Weeks after the completion of 51 systems in the Cofán community of Dureno, The ClearWater project is now continuing with efforts to bring clean water to the remaining communities affected by oil contamination in the northern Ecuadorian Amazon. San Pablo de Catëtsiaya is the largest community of the Secoya nationality of Ecuador and the next community to lead this project. In the next few weeks, 17 Secoya beneficiary families will be receiving their own rainwater catchment units – that process is already underway. This past week, Emergildo (the project coordinator) and Armando (Secoya coordinator) traveled to multiple cities to purchase tools and materials needed for the construction of these units. Watch this video below to learn more about this process:
Depending on the quantity of materials needed, the purchasing of materials generally takes a minimum of a week. Finding the right tools and the right materials can be challenging at times, since many of the components of the rainwater catchment units are specialized items. For example, the “Plocher Quartz”, a filtering material for the units is exclusively available from a specialized German vendor in Ecuador. Many other components are subject to availability and weather conditions: this is the case of wood and the fine sand used in the construction of every unit. First able, logging is rightfully monitored by the Ecuadorian ministry of the environment, and can only be extracted at certain times and in certain quantities. This is why we had to purchase this material in small increments. Secondly, the delivery of fine sand can also be complicated by rainy conditions.
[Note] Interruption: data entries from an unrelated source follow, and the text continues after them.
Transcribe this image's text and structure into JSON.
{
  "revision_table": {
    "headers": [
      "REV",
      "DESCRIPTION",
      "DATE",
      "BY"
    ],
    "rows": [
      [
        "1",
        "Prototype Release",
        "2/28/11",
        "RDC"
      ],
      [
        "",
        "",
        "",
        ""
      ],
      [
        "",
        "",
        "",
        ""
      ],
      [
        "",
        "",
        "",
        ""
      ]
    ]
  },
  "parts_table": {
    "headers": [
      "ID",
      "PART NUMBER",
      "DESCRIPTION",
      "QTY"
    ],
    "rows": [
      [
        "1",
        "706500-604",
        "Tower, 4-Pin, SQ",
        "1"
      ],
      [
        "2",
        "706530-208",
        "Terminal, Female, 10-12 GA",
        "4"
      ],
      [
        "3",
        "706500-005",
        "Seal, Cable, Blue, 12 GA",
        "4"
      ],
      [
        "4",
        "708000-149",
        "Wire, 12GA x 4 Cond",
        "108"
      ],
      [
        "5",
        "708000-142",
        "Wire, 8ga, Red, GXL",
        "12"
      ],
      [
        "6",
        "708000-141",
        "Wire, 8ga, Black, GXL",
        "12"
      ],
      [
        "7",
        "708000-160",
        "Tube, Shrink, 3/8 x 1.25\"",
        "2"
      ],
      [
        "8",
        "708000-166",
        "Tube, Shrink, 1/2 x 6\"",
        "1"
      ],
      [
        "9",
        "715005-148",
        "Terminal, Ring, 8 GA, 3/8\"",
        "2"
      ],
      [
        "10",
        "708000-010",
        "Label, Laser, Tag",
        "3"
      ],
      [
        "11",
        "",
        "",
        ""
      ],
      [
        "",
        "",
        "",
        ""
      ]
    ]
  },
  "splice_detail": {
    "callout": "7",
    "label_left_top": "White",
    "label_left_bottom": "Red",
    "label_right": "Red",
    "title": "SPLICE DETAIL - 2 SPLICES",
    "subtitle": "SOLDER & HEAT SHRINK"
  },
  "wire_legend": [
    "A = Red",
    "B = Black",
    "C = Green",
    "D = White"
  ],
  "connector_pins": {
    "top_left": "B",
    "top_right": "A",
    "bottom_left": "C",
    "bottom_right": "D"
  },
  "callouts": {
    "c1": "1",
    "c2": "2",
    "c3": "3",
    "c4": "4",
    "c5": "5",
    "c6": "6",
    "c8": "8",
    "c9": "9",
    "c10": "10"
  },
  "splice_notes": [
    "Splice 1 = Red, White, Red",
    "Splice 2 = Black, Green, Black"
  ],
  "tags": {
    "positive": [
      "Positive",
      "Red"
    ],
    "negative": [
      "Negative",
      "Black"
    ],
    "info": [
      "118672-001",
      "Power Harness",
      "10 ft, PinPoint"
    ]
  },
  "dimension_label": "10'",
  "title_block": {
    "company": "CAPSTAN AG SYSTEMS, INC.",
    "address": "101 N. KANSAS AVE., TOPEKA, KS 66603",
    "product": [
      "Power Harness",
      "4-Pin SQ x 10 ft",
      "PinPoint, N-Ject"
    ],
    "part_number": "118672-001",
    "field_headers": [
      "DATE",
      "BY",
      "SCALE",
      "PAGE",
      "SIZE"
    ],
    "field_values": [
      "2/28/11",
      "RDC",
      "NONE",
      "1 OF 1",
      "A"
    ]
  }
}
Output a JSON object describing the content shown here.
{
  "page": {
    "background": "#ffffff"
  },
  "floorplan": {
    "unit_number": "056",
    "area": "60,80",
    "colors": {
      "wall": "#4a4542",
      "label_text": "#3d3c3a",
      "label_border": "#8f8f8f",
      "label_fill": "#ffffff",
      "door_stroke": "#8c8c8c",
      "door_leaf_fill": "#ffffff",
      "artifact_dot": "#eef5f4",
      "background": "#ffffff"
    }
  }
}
It is important to note that this filtering material can only be loaded and delivered dry. Yet, most of the tools and materials are easy to get. Tools for example were purchased in the city of Lago Agrio. Two weeks ago, Emergildo and the technicians met at the hardware store to buy several tools including shovels, power drills, nails, and saws. The exotic woods including chuncho and manzano were purchased in the city of Coca. The largest components, the tanks came from the city of Ambato, a whole day ride away from Lago Agrio. Finally, the quartz, plastic tubing, wood oil and roofing materials came from nation’s capital of Quito. The purchasing and delivering of materials takes a lot of coordination and thus depends on the participation of a number of people: coordinators, technicians, and drivers amongst others. Emergildo and Armando made sure that all items were purchased in time and safely delivered. At the moment, they are both coordinating the implementation of 17 systems in San Pablo. Almost all materials have been gathered and 5 units are already under construction.